会議室の扉を開けて席へと座る。トワの分の席は、端の方ではあるが、簡易的な椅子を用意してそこに座ってもらった。
「この子がすまんな」
「いや、構わんさ。彼女もスターズ幹部という意味では、この会議への参加権は一応あるからな。では、そろそろ会議を始めよう」
今日はいつもと違って、くだける様子は一切なく緊張感を持っていた。
「それで、今回ここで会議をすることになったかの経緯を説明してくれ」
「でしたら、私から説明します」
「頼む」
春奈がことの経緯を説明し始める。その内容によれば、次元の歪みから異世界人が出現し戦闘になったが、転移魔法と思わしきもので逃げられてしまったとのこと。
「カプラやベラトリックスならともかく、サルガスやアケルナーまでもが取り逃してしまうとは珍しいな。そんなにもその異世界人は強かったのか?」
「シリウス。その言い方だとまるで私達が無能みたいな言い方よね?」
「べつにそこまでは言っていないだろ。
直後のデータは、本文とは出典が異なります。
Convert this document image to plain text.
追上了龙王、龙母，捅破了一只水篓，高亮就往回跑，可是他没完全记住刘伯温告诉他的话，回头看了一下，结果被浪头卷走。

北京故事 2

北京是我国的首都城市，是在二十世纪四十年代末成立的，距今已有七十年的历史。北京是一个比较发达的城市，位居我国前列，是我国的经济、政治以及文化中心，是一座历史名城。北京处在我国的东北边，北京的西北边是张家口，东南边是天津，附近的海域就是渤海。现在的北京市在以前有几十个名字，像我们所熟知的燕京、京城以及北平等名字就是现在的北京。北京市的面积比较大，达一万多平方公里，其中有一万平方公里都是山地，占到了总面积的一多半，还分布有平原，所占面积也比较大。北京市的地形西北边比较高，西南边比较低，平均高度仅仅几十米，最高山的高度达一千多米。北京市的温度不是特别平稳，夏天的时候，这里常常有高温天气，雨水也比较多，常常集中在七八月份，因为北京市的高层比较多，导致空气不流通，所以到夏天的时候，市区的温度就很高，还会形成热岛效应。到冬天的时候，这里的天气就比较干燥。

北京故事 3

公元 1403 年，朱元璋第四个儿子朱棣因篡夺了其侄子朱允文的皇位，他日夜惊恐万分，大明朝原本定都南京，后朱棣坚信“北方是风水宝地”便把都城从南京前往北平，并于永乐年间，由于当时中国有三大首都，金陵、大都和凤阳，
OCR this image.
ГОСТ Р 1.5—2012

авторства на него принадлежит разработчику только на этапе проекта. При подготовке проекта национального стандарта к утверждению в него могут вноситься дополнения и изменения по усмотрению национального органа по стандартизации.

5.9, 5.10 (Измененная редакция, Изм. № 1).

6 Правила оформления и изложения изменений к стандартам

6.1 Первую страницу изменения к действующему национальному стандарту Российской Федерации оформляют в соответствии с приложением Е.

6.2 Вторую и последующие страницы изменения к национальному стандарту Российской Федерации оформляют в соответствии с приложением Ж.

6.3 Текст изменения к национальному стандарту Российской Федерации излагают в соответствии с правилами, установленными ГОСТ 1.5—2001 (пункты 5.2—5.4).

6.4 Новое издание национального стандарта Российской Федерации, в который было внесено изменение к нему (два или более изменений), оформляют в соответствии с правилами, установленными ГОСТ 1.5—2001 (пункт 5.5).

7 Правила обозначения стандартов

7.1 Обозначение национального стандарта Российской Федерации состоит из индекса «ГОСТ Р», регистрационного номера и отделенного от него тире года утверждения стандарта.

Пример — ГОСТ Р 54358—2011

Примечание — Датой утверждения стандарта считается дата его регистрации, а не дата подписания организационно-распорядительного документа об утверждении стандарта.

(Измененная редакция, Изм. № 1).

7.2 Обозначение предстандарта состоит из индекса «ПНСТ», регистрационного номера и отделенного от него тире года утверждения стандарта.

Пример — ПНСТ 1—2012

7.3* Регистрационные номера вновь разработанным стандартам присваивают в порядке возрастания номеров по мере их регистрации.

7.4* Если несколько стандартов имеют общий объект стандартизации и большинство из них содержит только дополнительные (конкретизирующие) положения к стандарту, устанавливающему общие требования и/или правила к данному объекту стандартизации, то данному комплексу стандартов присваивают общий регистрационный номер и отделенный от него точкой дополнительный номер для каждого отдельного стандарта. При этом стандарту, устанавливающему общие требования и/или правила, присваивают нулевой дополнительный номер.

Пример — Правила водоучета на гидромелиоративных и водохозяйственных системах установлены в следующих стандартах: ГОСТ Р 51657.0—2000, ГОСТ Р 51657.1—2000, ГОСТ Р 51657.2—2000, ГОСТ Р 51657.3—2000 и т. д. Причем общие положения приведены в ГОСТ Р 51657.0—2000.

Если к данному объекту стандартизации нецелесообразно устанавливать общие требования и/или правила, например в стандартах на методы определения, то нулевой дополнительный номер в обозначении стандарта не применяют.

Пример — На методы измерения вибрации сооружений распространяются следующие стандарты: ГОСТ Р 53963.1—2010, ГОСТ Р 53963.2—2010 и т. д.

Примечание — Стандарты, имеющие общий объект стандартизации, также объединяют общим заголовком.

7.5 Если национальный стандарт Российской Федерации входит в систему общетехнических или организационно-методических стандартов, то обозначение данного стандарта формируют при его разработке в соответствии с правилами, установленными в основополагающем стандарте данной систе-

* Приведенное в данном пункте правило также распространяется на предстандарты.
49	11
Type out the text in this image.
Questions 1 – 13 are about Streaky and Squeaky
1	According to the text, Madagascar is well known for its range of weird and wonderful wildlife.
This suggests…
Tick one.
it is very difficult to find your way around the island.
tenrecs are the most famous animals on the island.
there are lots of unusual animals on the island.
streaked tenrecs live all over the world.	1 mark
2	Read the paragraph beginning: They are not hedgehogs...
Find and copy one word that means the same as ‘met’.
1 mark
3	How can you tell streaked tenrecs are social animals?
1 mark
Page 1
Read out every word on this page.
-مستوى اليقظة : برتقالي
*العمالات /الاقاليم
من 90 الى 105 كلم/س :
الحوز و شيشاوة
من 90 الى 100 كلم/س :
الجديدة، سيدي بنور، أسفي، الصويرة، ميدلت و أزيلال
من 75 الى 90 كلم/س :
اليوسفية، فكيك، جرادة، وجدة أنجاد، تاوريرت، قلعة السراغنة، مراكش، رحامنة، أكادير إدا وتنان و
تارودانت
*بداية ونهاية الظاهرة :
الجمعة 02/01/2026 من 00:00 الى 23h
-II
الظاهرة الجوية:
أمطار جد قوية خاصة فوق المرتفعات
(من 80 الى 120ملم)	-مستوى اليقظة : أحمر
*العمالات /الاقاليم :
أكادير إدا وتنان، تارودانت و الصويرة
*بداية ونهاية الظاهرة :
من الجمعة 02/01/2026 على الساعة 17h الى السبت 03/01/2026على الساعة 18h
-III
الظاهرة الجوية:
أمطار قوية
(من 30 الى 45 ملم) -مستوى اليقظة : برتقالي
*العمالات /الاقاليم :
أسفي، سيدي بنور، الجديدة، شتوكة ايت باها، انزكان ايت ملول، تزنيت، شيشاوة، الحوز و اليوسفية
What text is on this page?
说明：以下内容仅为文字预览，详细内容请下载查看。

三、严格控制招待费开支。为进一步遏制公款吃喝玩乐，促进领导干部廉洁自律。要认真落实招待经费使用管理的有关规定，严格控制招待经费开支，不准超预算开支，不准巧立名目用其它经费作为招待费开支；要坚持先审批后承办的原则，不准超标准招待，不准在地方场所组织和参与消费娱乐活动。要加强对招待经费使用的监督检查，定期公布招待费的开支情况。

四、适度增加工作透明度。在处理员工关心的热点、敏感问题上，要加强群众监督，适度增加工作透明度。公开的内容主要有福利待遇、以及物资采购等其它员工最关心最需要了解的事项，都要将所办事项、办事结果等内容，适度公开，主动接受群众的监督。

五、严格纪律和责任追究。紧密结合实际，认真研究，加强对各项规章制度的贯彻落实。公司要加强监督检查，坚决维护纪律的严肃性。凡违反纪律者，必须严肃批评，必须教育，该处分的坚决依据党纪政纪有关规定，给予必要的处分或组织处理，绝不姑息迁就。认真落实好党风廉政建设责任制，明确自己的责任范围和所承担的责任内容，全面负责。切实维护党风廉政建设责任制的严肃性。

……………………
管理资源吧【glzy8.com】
私が言いたいのは、サルガスもいて取り逃すっていう状態が珍しいと感じただけだからそう悲観するな」
「いや、私達はべつに悲観はしてないんだけども……」
「それはそうと、その異世界人に関しての情報は何かないのか?」
「お前みたく鑑定系の魔眼やスキルを持ったやつなんて他にいないから詳しいことは分からないが、恐らくアイツは様々な世界を自由に行き来することが出来る『次元の旅人』ではないかと最終的に結論付けた」
「『次元の旅人』だと!?そもそもこの世界へと来ること自体が珍しいだろ。それにもし『次元の旅人』だったとしても、そのほとんどは温厚的な者が多かったはずだなんだが……いったい何故そんな戦闘状態になったんだ?」
そう疑問に思っていると、それぞれが私から目を逸らした。まさか……。
「なあ。まさかとは思うが、お前達から仕掛けたってことはないよな?」
目を逸らした状態が続く。その様子を見て、思わずため息を吐く。
「そりゃあ、あっちも本気で戦って逃げるわけだ。なんで戦う方面になったんだよ?そもそも最初は会話からが決まりだったろうが。それなのにそれを無視して戦闘になったのか?」
「いや、違う。あっちが逃げようとしたからそれを止めようとしたら戦闘になった」
「なるほど。大体は分かった。逃亡の阻止のために戦闘になったってことで良いのか?」
「ああ、それで間違いない」
「ならば、一応スターズ憲章の内容を無視したことにはならないから問題はない思うが、今はまずその逃走した異世界人の行方を追うことが第一優先だな」
「その件に関してだが、まず、これを見てくれ」
そう言ってソーラルは、全ての液晶モニターに映像を出す。
「これは、戦闘データの解析記録だ。その結果、ヤツの強さは生まれ持った種族特性だということが分かった。そして、適応力が凄まじくほとんどのことを後天的にも身に付けることが可能だということも分かった」
「相手の様子はどうだったんだ?相手は苦戦していたか?それとも余裕そうだったか?」
「少し苦戦気味に見えました」
「ならば、今の状況で戦闘になったとしても負けるということはないだろう」
そうして会議はまだまだ続いた。